Maurice Duplessis et la loi fiscale – 1954

  1. Transfert de l’impôt provincial au fédéral

En vertu des articles 91.3 et 92.2 de l’Acte britannique de l’Amérique du Nord, le pouvoir de percevoir des impôts est un pouvoir partagé entre les paliers gouvernementaux du fédéral et des provinces.  En ce qui concerne le Québec, un impôt provincial sur les sociétés avait été instauré en 1932 pour rendre la province plus autonome. Or, confronté à l’augmentation des dépenses liées à la guerre, le premier ministre William Lyon Mackenzie King demanda aux provinces de céder temporairement ce pouvoir au fédéral, y compris la perception des impôts couvrant les dépenses provinciales. Aussi, le premier ministre Adélard Godbout acquiesça à cette demande en échange de quoi le Québec, comme les autres provinces, allait recevoir un transfert de fonds pour s’acquitter de ses responsabilités. 

  1. Duplessis veut récupérer l’impôt provincial 

Or, Maurice Duplessis qui avait gouverné le Québec de 1936 à 1939, était de retour au pouvoir en 1944. Selon lui, la perception des impôts par le gouvernement fédéral représentait une subordination des provinces. Il était donc déterminé à faire annuler cette mesure.
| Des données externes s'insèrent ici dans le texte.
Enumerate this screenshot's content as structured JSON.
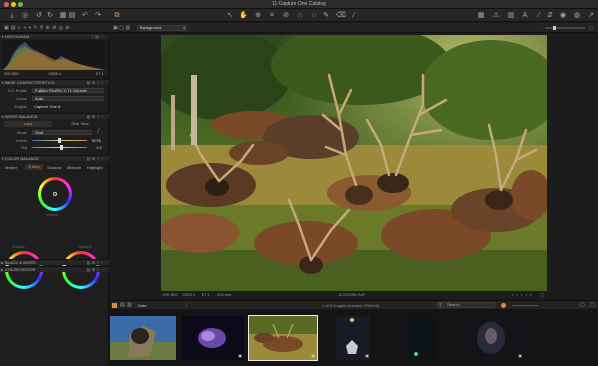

Mais il fut confronté à une résistance des autres gouvernements provinciaux qui trouvaient cela très pratique  de laisser le gouvernement fédéral percevoir les impôts. Néanmoins, Duplessis était déterminé à revenir à la situation qui prévalait avant la Seconde Guerre mondiale. Très nationaliste, il jugeait que le gouvernement fédéral n’était pas le père des provinces, mais la créature de celles-ci. Aussi, considérait-il essentiel l’idée que le Québec puisse contrôler ses propres impôts comme moyen de mettre fin au centralisme croissant d’Ottawa. 

Or, durant les années d’après-guerre, le gouvernement fédéral refusa d’abandonner la responsabilité de perception des impôts, y voyant une occasion en or d’élargir ses champs de responsabilités en envahissant ceux des provinces comme la construction des autoroutes, l’éducation, la santé ou les services sociaux. Si en 1947 Duplessis put reprendre le contrôle de la perception des impôts sur les sociétés en échange d’une baisse de l’impôt fédéral, le différend sur les champs de compétences et la perception des impôts avec le Québec devint particulièrement palpable avec l’arrivée au pouvoir du premier ministre Louis St-Laurent en 1948. 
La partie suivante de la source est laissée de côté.